With the designation earlier this month as Infrastructure Week by the U.S. Chamber of Commerce, the U.S. Council on Competitiveness and more than a dozen allied organizations, now is a good time to contemplate the difficult job county governments and others face in maintaining and enhancing our transportation infrastructure here in Indiana and nationally.
The current federal act for infrastructure funding, called MAP 21, is set to expire on Sept. 30 of this year. It is critical for economic development, public safety and the quality of local communities that Congress finds a way to increase funding for all modes of transportation.

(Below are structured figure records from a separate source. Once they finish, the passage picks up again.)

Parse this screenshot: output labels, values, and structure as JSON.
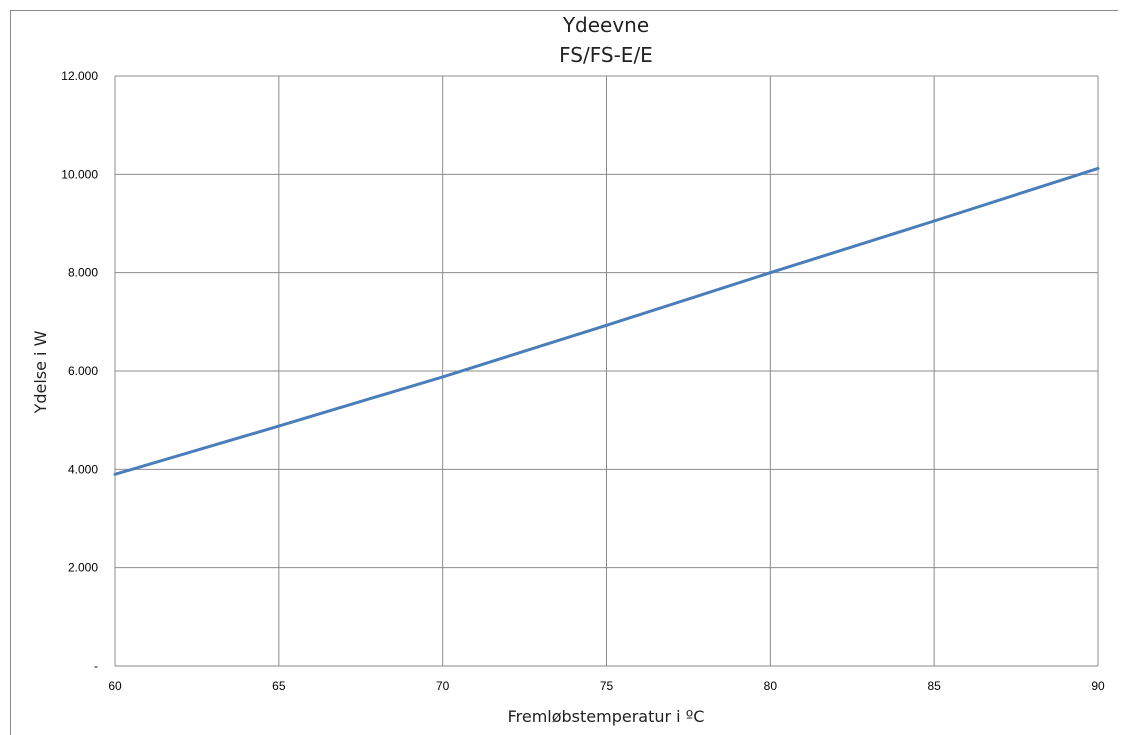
{
  "chart_data": {
    "type": "line",
    "title": "Ydeevne",
    "subtitle": "FS/FS-E/E",
    "xlabel": "Fremløbstemperatur i ºC",
    "ylabel": "Ydelse i W",
    "xlim": [
      60,
      90
    ],
    "ylim": [
      0,
      12000
    ],
    "x_ticks": [
      60,
      65,
      70,
      75,
      80,
      85,
      90
    ],
    "x_tick_labels": [
      "60",
      "65",
      "70",
      "75",
      "80",
      "85",
      "90"
    ],
    "y_ticks": [
      0,
      2000,
      4000,
      6000,
      8000,
      10000,
      12000
    ],
    "y_tick_labels": [
      "-",
      "2.000",
      "4.000",
      "6.000",
      "8.000",
      "10.000",
      "12.000"
    ],
    "grid": true,
    "legend": "none",
    "series": [
      {
        "color": "#4a7ebb",
        "x": [
          60,
          65,
          70,
          75,
          80,
          85,
          90
        ],
        "y": [
          3900,
          4880,
          5880,
          6930,
          8000,
          9050,
          10120
        ]
      }
    ]
  }
}
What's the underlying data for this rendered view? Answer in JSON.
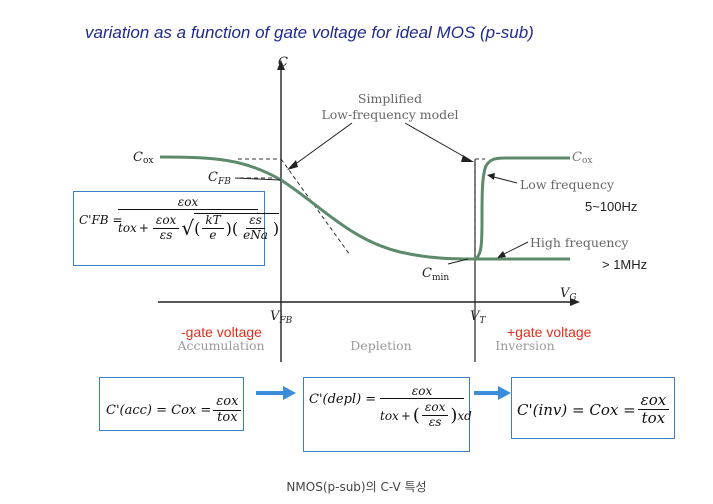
{
  "title": "variation as a function of gate voltage for ideal MOS (p-sub)",
  "diagram": {
    "axis_y": "C",
    "axis_x": "V",
    "axis_x_sub": "G",
    "simplified_line1": "Simplified",
    "simplified_line2": "Low-frequency model",
    "cox_left": "C",
    "cox_left_sub": "ox",
    "cfb": "C",
    "cfb_sub": "FB",
    "cox_right": "C",
    "cox_right_sub": "ox",
    "low_freq": "Low frequency",
    "high_freq": "High frequency",
    "cmin": "C",
    "cmin_sub": "min",
    "vfb": "V",
    "vfb_sub": "FB",
    "vt": "V",
    "vt_sub": "T",
    "region_accumulation": "Accumulation",
    "region_depletion": "Depletion",
    "region_inversion": "Inversion"
  },
  "annotations": {
    "low_freq_range": "5~100Hz",
    "high_freq_range": "> 1MHz",
    "neg_gate": "-gate voltage",
    "pos_gate": "+gate voltage"
  },
  "equations": {
    "cfb_lhs": "C'FB =",
    "acc_lhs": "C'(acc) = Cox =",
    "depl_lhs": "C'(depl) =",
    "inv_lhs": "C'(inv) = Cox =",
    "eps_ox": "εox",
    "t_ox": "tox",
    "eps_s": "εs",
    "kT": "kT",
    "e": "e",
    "eNa": "eNa",
    "xd": "xd"
  },
  "caption": "NMOS(p-sub)의 C-V 특성",
  "colors": {
    "curve": "#5e8a6c",
    "title": "#1f2a8a",
    "box_border": "#3b7fc4",
    "arrow": "#3b8ddb",
    "annotation_red": "#e0301e",
    "region_text": "#9a9a9a"
  }
}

Local governments face severe limits on what we can do to support our infrastructure. While we are expected to maintain a larger share of the roadway system than state or federal governments, we have the most restrictions on the funds we can rely on to handle the increasing loads that our roads carry.
Fortunately, there are ways besides additional funding that we can look to as solutions to the threats to the quality of our local pavements. One such alternative is through greater use of intermodal transportation, especially of freight and heavy loads.
Intermodal means that we ship goods on different vehicles for different parts of trips the goods take. Although intermodal trips occur every day all around us, it’s good to point to an example. One example of such an intermodal event received media coverage in central Indiana just this month because of the unusual load involved.
A 200-ton electric transformer traveled hundreds of miles from a factory in Wisconsin by rail, to be unloaded in Martinsville, Ind. Those miles of rail travel saved highways and local roads from having to carry such a load, and avoided wear and tear on the pavement; the rail was a more energy-efficient means of transportation as well. Once the transformer was within 15 miles of its final destination, it was transferred to a special multi-axle trailer and driven at 10 mph to a substation south of town.